Les mensonges d’État sont le fait de trois administrations démocrates. C’est l’aspect le plus subtil du film : le propriétaire du Washington Post, Eugene Meyer, père de Katherine Graham, occupa un haut poste dans l’administration Truman. Le rédacteur en chef était un intime de Jackie et « Jack » (le couple Kennedy). Katherine Graham va de déjeuners huppés en soirées mondaines où elle côtoie toute l’oligarchie démocrate, ce qui lui permet d’être parfois plus rapidement informée que les reporters de son journal. McNamara est un habitué de la maison. Tout se passe entre amis. On est en famille. On joue avec les enfants. Les Pentagon Papers sont dévastateurs pour le parti démocrate. C’est ce que Nixon n’a pas compris. Ils déboulonnent la statue de John Kennedy. Les « purs », les « héros », les progressistes, ont tous menti. Avec la complicité de la presse démocrate. Le film montre très bien que les hommes de presse se sont laissé manipuler.
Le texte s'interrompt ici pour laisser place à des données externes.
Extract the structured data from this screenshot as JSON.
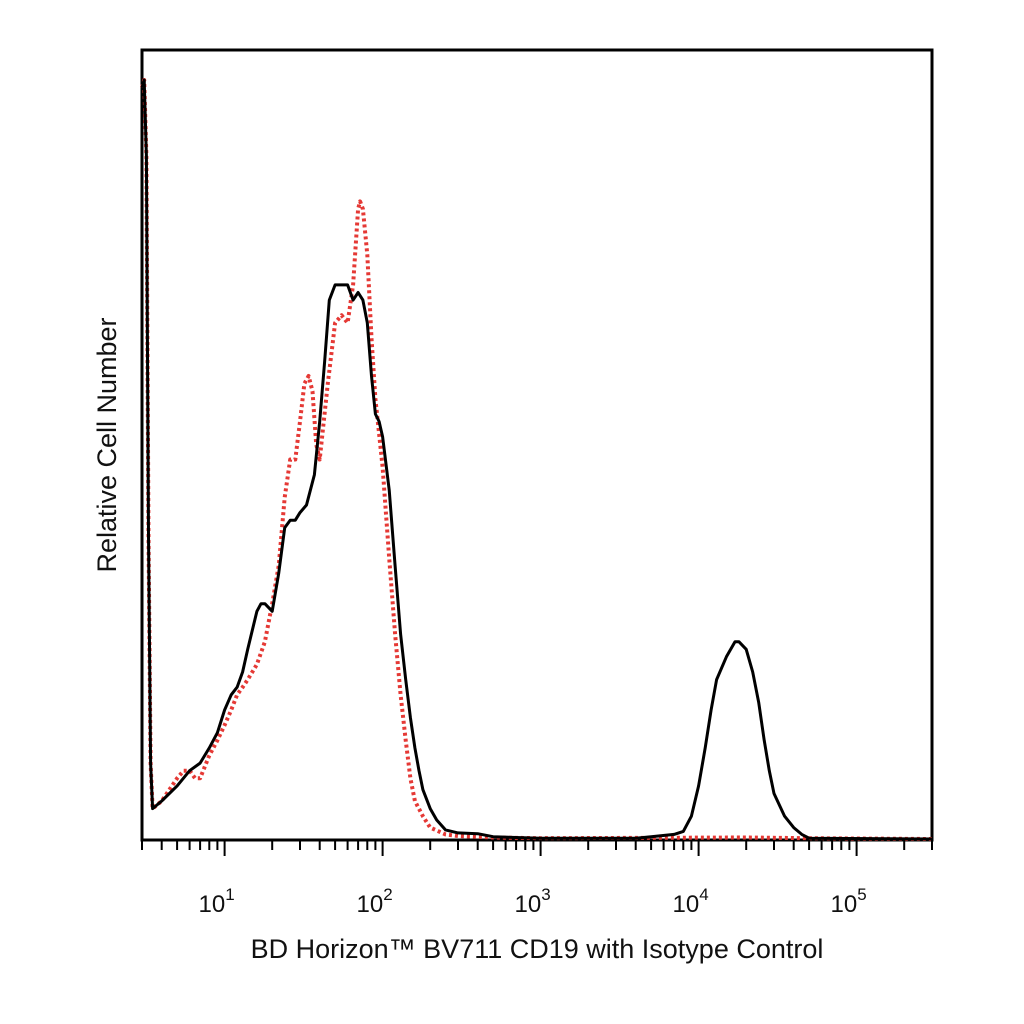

Il s’écoula des années avant qu’ils en prennent conscience. C’est cette découverte soudaine qui permet au drame de se nouer. La vérité triomphe finalement, quoi qu’il en coûte aux amitiés, aux financiers, aux parentés.
Le Vietnam – et dans une large mesure la guerre froide – ne fut qu’une vaste entreprise de désinformation. Il y en eut d’autres et il y en a encore. Toutes les guerres sont des guerres de l’information. L’Irak, l’Afghanistan, le Yémen, on peut dérouler la liste. Pour la France, l’Algérie, le Rwanda n’ont pas encore révélé tous leurs secrets. Les journalistes hélas sont souvent les plus mal armés s’agissant de défense nationale. La confusion entre les dangers que la presse ferait courir aux soldats engagés au combat et les facilités que l’immunité confère aux responsables politiques est au cœur des hésitations des journalistes et des juges. C’est un réel cas de conscience qui est excellemment traité dans le film. Le Vietnam était une guerre qui n’avait pas lieu d’être. Elle avait été voulue. Mais le plus dur en politique était d’en sortir. Or personne, de Kennedy, de McNamara, ou de Johnson, n’aura eu ce courage. La considération des Vietnamiens ne comptait que pour 10 % dans leurs calculs. 70 % était d’éviter à l’Amérique une humiliation. Sous Nixon, la « vietnamisation » de la guerre – autrement dit le lâchage américain – se fit sans consultation des Vietnamiens. Pour Nixon, c’était du réalisme, au sens de Machiavel. Pour l’oligarchie idéaliste de New York et de Washington, celle-là même qui aujourd’hui se sent si mal à l’aise avec Trump, de la bonne conscience.
Comédie dramatique américaine (2017) de Steven Spielberg, avec Meryl Streep (Katharine Graham), Tom Hanks (Ben Bradlee), Sarah Paulson (Tony Bradlee), Bob Odenkirk (Ben Bagdikian), Bruce Greenwood (Robert McNamara), Matthew Rhys (Daniel Ellsberg) (1h55). (Adolescents) Sortie le 24 janvier 2018. Analysé dans FC n°3571 du 26 janvier.